Teaching Assistant – Digital Control Systems (SE 420/SE 511)

Course Description

Digital Control Systems covers the theory, analysis, and design of discrete-time control systems implemented on digital computers. Topics include linear discrete-time models, sampling and reconstruction, Z-transform methods, digital filters, closed-loop stability, state-space representation, state estimation, pole placement, and implementation issues such as quantization and computational delay. Laboratory work and MATLAB/Simulink exercises reinforce real-world applications. This course is offered for 4 undergraduate or 4 graduate credit hours. Prerequisite: SE 320.

Teaching Assistant Role

I served as the primary teaching assistant for SE 420/511 during Fall 2023. My responsibilities included supporting students in modeling, analysis, and real-time implementation of digital control algorithms.

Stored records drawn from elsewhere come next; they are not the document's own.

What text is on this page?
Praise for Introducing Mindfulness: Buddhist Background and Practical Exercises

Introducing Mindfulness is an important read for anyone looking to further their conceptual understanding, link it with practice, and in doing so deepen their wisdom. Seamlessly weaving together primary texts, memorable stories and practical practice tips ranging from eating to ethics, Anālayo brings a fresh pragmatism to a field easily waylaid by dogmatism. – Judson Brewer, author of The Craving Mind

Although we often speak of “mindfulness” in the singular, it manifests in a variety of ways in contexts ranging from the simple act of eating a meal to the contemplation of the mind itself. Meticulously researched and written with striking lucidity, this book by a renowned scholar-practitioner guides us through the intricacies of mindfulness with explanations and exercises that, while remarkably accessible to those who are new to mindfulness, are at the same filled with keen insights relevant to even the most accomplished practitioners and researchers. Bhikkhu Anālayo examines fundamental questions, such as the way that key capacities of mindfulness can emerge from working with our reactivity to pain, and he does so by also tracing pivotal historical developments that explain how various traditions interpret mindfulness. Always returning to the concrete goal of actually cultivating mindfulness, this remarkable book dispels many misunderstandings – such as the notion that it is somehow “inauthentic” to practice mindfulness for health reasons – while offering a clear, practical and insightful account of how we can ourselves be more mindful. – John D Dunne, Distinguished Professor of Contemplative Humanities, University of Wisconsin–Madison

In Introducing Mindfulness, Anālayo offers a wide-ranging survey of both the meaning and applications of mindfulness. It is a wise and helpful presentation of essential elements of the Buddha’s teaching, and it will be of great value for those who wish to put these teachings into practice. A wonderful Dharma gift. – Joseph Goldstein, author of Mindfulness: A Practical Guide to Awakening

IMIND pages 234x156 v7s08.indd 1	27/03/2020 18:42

I worked closely with the instructor to help students connect theoretical results with simulation and practical applications.

Responsibilities

• Held weekly office hours to assist students with discrete-time system modeling, stability analysis, and controller implementation.
• Guided students through MATLAB/Simulink labs involving:
  • Z-transform analysis
  • Discrete-time root locus
  • Digital PID tuning
  • Discretization of continuous-time controllers
  • State feedback and observer design
• Supported students in homework assignments, exam preparation, and conceptual understanding of sampling, aliasing, pole placement, and state estimation.
• Assisted with grading of problem sets, exams, and design-focused assignments.
• Provided debugging help for numerical issues, discretization errors, and simulation instability.
• Offered supplemental examples demonstrating implementation challenges such as quantization, zero-order hold behavior, and computational delay.

Topics Covered

• Discrete-time system modeling and difference equations
• Z-transform and transfer functions for digital systems
• Sampling, reconstruction, and aliasing
• Digital filter design and implementation
• Closed-loop stability analysis (Jury test, root locus)
• State-space representation and discrete-time controllability/observability
• Design of state estimators and observers
• Discretization of continuous-time controllers (ZOH, Tustin, pole matching)
• Practical implementation limits in digital control systems